60代以上の通販トラブル「過去最多」 高齢者が引っかかる根本問題とは?

 20年度に全国の消費生活センター等に寄せられた相談のうち、契約当事者が60歳以上である相談の件数は約34万件。相談内容は通信販売に関するものが約11万件で過去最多になったと、国民生活センターが発表した。新型コロナウイルスの感染拡大による在宅時間が増えたことで、トラブルが急増していると見られている。

 消費生活センターに寄せられた60歳以上の通信販売に関する相談は19年度の8万8349件から20年度は10万7796件とおよそ2万件も増えている。主な相談事例としては「スマートフォンのインターネット広告からダイエットサプリメントを申し込んだ。初回は500 円ぐらいだったが、その後数カ月分が一度に届き、2万円を超える請求を受けた」や「スポーツ専用定額制動画配信サービスのサブスクリプション契約を解約することにしたが、解約手続きが完了しない」といったものが寄せられていて、特にネット通販でのトラブルが多いという。

 60歳以上のネット通販トラブルが急増していることにネット上では、《サブスクは契約はしやすいのに解約になると急に複雑になるから高齢者では無理ゲー》《最近は高齢者を狙ったネット詐欺も増えているらしいからね》などの意見が多く見られるが、悪いのは必ずしも相手側とは限らないという。

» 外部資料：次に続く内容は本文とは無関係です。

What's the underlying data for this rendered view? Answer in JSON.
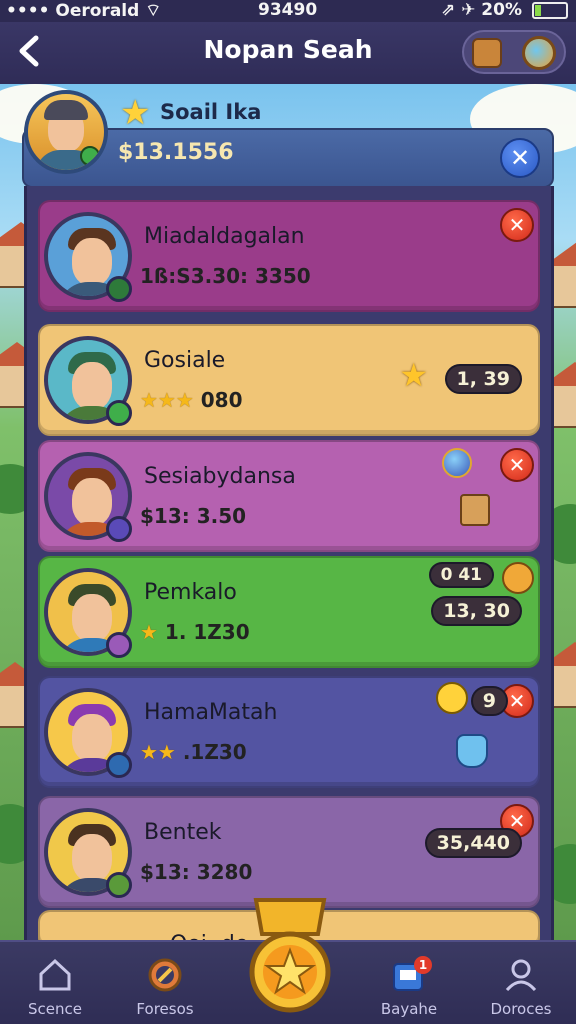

「国民生活センターは60歳以上のネット通販トラブルに対して『返品・交換、解約のルールなどは契約時のサイトの記載に従うこととなるため、サイト内の購入条件や返品・交換、解約のルールや解約方法についてきちんと確認してから申し込むようにしましょう』と注意しているように、実は契約者側の確認不足がトラブルになっているケースも多いのです。特に昨年はコロナの影響によって外出の自粛を求められたこともあり、今までネット通販を一度も利用したことのない高齢者が初めて利用するケースが増えました。高齢者はそもそもインターネットリテラシーが低い人が多いため、販売者側に問題がなくてもトラブルになってしまいがちなのです」(ITジャーナリスト)

 ネット通販はクリックひとつで注文ができてしまうため、身近にいる家族が見守ってあげる必要があるだろう。